Title: Complete genome sequence of channel catfish gastrointestinal sepicemia isolate Edwardsiella tarda C07-087 Authors
|Tekedar, Hasan -|
|Karsi, Attila -|
|Williams, Michele -|
|Vamenta, Stefanie -|
|Banes, Michelle -|
|Lawrence, Mark -|
Submitted to: American Society for Microbiology
Publication Type: Peer Reviewed Journal
Publication Acceptance Date: October 14, 2013
Publication Date: November 21, 2013
Repository URL: http://handle.nal.usda.gov/10113/58875
Citation: Tekedar, H.C., Karsi, A., Williams, M.L., Vamenta, S., Banes, M.M., Duke, M.V., Scheffler, B.E., Lawrence, M.L. 2013. Complete genome sequence of channel catfish gastrointestinal sepicemia isolate Edwardsiella tarda C07-087. American Society for Microbiology. 1(6):e00959-13. doi:10.1128/genomeA.00959-13. Interpretive Summary: Edwardsiella tarda is bacterial pathogen that causes edwardsiellosis in fish and other species. E. tarda can cause the disease in both humans and fish usually by starting within the gut, which, if left untreated, can be fatal. However such serious infections in humans are rare. Edwardsiellosis is known in several important aquaculture fish including catfish, tilapia, carp, seabream and flounder. In the past, E. tarda caused minor infections but in recent years sever outbreaks impacting gut functions have occurred. In this paper an isolate of E. tarda was isolated from an outbreak in a Mississippi catfish pond. The bacteria was purified and its DNA sequenced determined by using high throughput DNA sequencing. This isolate and DNA sequence will be used as a reference to study other isolates of E. tarda with the goal of determining the change of E. tarda pathogenicity over time.

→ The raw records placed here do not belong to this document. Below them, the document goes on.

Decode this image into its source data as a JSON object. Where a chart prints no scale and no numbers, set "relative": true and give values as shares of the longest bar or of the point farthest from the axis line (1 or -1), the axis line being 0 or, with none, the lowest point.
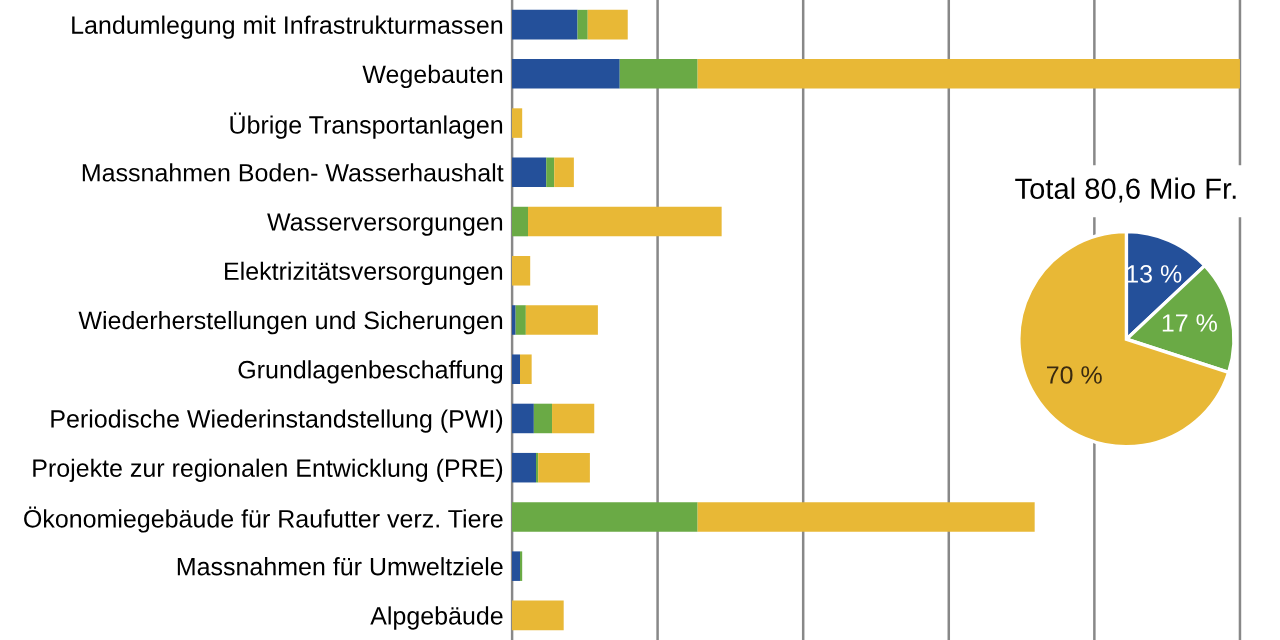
{
  "chart_data": [
    {
      "type": "bar",
      "orientation": "horizontal",
      "stacked": true,
      "relative": true,
      "grid": "x",
      "legend": false,
      "categories": [
        "Landumlegung mit Infrastrukturmassen",
        "Wegebauten",
        "Übrige Transportanlagen",
        "Massnahmen Boden- Wasserhaushalt",
        "Wasserversorgungen",
        "Elektrizitätsversorgungen",
        "Wiederherstellungen und Sicherungen",
        "Grundlagenbeschaffung",
        "Periodische Wiederinstandstellung (PWI)",
        "Projekte zur regionalen Entwicklung (PRE)",
        "Ökonomiegebäude für Raufutter verz. Tiere",
        "Massnahmen für Umweltziele",
        "Alpgebäude"
      ],
      "series": [
        {
          "color": "#24509a",
          "values": [
            0.09,
            0.148,
            0,
            0.047,
            0,
            0,
            0.005,
            0.011,
            0.03,
            0.033,
            0,
            0.011,
            0
          ]
        },
        {
          "color": "#6aaa45",
          "values": [
            0.014,
            0.107,
            0,
            0.011,
            0.022,
            0,
            0.014,
            0,
            0.025,
            0.003,
            0.255,
            0.003,
            0
          ]
        },
        {
          "color": "#e8b836",
          "values": [
            0.055,
            0.745,
            0.014,
            0.027,
            0.266,
            0.025,
            0.099,
            0.016,
            0.058,
            0.071,
            0.463,
            0,
            0.071
          ]
        }
      ]
    },
    {
      "type": "pie",
      "title": "Total 80,6 Mio Fr.",
      "categories": [
        null,
        null,
        null
      ],
      "values": [
        13,
        17,
        70
      ],
      "colors": [
        "#24509a",
        "#6aaa45",
        "#e8b836"
      ],
      "value_labels": [
        "13 %",
        "17 %",
        "70 %"
      ]
    }
  ]
}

Technical Abstract: Edwardsiella tarda is the etiologic agent of acute to chronic edwardsiellosis in fish and other species (1). It is a gram-negative facultative anaerobe that is motile by peritrichous flagella. Edwardsiellosis is an important fish disease that negatively impacts aquaculture industries throughout the world (2). Moreover, E. tarda can cause disease in humans, where it is typically associated with gastrointestinal infections that may progress to haemorrhagic septicemia (3). Historically, E. tarda causes a sporadic disease in channel catfish (Ictalurus punctatus) called emphysematous putrefactive disease, which may begin as small punctate cutaneous erosions that progress to abscesses deep within the musculature (1). However, E. tarda is being increasingly isolated from large outbreaks of gastrointestinal septicemia in commercial channel catfish operations. E. tarda isolate C07-087 is from an outbreak of gastrointestinal septicemia in a commercial catfish pond in Mississippi.